Since he took power, Trump has made good on his promise. He’s withdrawn from the Paris Agreement (again). He has blocked approval for wind power, calling it “garbage". He has paused hundreds of billions of dollars of green energy projects, keeping up his campaign pledge that instead Big Oil would be expected to “Drill, baby, drill
"The problem, for Trump, is that the people he hoped to impress with his climate-change bashing brouhaha are the very Republicans benefiting most from Biden’s green energy push. Texas, once synonymous with the oil industry, has emerged as America’s number one clean energy state. In 2023 it generated more power from solar than from coal for the first time.
In other Trump-voting strongholds the story is the same. Oklahoma, North Dakota, New Mexico and Idaho have all seen massive growth in renewables. That has translated into jobs for white and blue-collar Americans: job growth in clean energy is up 6 percent in Texas, 7.7 percent in Idaho and 6.9 percent in New Mexico, miles high compared to the overall job growth figure of a little over 2 percent.
Trump’s clean energy rollback threatens these jobs. Major renewable projects have already been canceled in the wake of his election, with hundreds of projects suspended.
The push into renewable energy is not about government dictates — it’s a result of market forces.

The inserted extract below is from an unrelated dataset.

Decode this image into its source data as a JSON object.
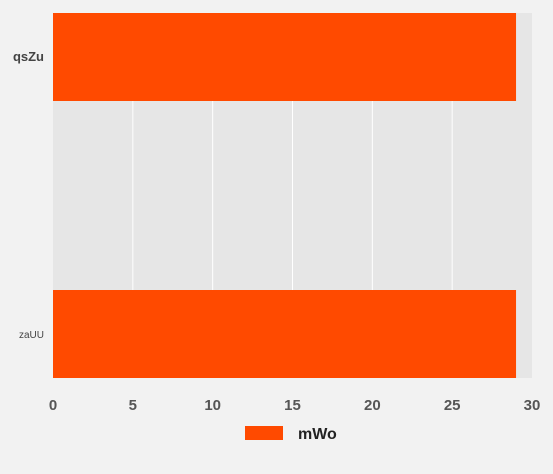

Over the past five years, U.S. coal consumption has fallen by nearly 30 percent, while Texas has attracted more than $60 billion in green investments over the last decade, fostering the creation of nearly 250,000 clean energy jobs.
Meanwhile, Big Oil is reluctant to follow Trump’s drilling demands. High oil prices translate to more cash, and ExxonMobil, Chevron and BP do not want to jeopardize profits by spending more to increase production.
Trump’s solution is in question. He has suggested he might have a quiet word with Saudi Arabia’s Crown Prince, Mohammed Bin Salman, to turn on the taps and ship more oil to the U.S. So much for America First.
But even in the oil-rich Middle East, attitudes are changing. While Trump guts America’s renewables potential, the crown prince is ramping up Saudi’s investments to get the kingdom generating half its energy from renewables by 2030.
Similarly, the Abu Dhabi National Oil Company has committed to net-zero by 2045 and spent billions investing in renewable energy and natural gas, including last year’s $16 billion acquisition of German chemicals company Covestro. The company has also launched an $80 billion fund to invest in renewable energy companies, including in the U.S.
Trump’s war on renewables, in other words, will not just damage the economic prospects of his own Republican support base. It’s going to endanger the competitiveness of the American economy overall, making way for Gulf oil producers to push full steam ahead.
This isn’t just bad for the climate — it’s bad for business, bad for jobs and bad for the people who voted for him.
Paulina Velasco is a political strategist who is involved in San Diego County’s Regional Decarbonization Framework and serves as part of the county’s Regional Equity Working Group, which advises the Office of Sustainability and Environmental Justice and identifies strategies to deliver on their climate targets while leveling out social inequalities relating to water and air pollution.